Cyber Incident Victim: Costa Group
Date:
Aug 2022
Location:
Australia
Summary
A sophisticated phishing attack compromised a single server at Costa Group's Australian berry operations, potentially exposing sensitive employee information including passport details, tax file numbers, and financial records. While approximately 10% of the affected server's data was accessed, the encryption of downloaded files prevented confirmation of specific exfiltrated content. The incident caused temporary operational disruptions requiring manual workarounds and delivery delays, though core business systems and customer/supplier data remained unaffected. The company engaged cybersecurity consultants, notified regulatory authorities, and implemented enhanced protections including restricted server access and employee training. Continuous dark web monitoring has not detected leaked information, though potential risks to current and former berry farm workers hired since 2013 remain under assessment.
| CIA Posture | Motives | Tactics, Techniques & Procedures |
|---|---|---|
| Available to members | 1 motive | 3 techniques |
| Threat Actors | Type | Location |
|---|---|---|
| 0 actors | Available to members | Available to members |
Description
On August 21, 2022, Costa Group, an Australian fruit and vegetable supplier, experienced a malicious and sophisticated phishing attack targeting its IT systems. The company initiated an intensive recovery process and detailed review with external IT security consultants immediately following the detection of the incident. Investigations revealed unauthorized access was confined to a single file server at Costa’s Corindi, New South Wales site, which stored data related to the berry category. Approximately 10% of the data on this server was accessed by the attackers, though the specific contents of the compromised data remained unclear due to the hackers encrypting their downloads. The incident caused operational disruptions, forcing Costa to implement manual workarounds at certain sites and delaying some deliveries. These impacts subsided as the company restored the majority of its network and systems, with no reported loss of data or material effect on operations or earnings.

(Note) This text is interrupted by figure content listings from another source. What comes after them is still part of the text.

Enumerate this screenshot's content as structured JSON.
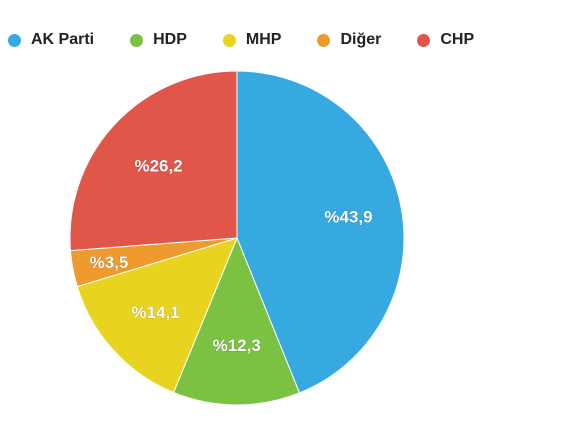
{
  "chart_data": {
    "type": "pie",
    "title": "",
    "legend_position": "top",
    "start_angle_deg": 0,
    "direction": "clockwise",
    "slices": [
      {
        "name": "AK Parti",
        "value": 43.9,
        "label": "%43,9",
        "color": "#36a9e1"
      },
      {
        "name": "HDP",
        "value": 12.3,
        "label": "%12,3",
        "color": "#7cc242"
      },
      {
        "name": "MHP",
        "value": 14.1,
        "label": "%14,1",
        "color": "#e8d31f"
      },
      {
        "name": "Diğer",
        "value": 3.5,
        "label": "%3,5",
        "color": "#ef9a2f"
      },
      {
        "name": "CHP",
        "value": 26.2,
        "label": "%26,2",
        "color": "#e0574a"
      }
    ]
  }
}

Costa determined the accessed server contained both non-personal information and sensitive employee data, posing a risk that personal details of workers on Australian berry farms might have been exposed. Potentially compromised information included passport details, birth certificates, travel documents, Australian Citizenship Certificates, bank details, superannuation details, and Tax File Numbers for employees directly hired by Costa’s berry category since 2013 or provided by labor-hire organizations since 2019. Costa notified the Australian Cyber Security Centre and the Office of the Australian Information Commissioner about the breach, though the timeline of discovery relative to mandatory reporting requirements was not specified. The company implemented protective measures to prevent further attacks, including restricting server traffic, enhancing endpoint security, and scheduling additional employee training on phishing and social engineering. Costa conducted continuous dark web monitoring to detect potential leaks of the accessed data but found no evidence of publication. A dedicated contact line and email address were established for affected individuals, and interim CEO Harry Debney emphasized the attack’s sophistication while confirming no core business applications, customer data, or supplier information were compromised.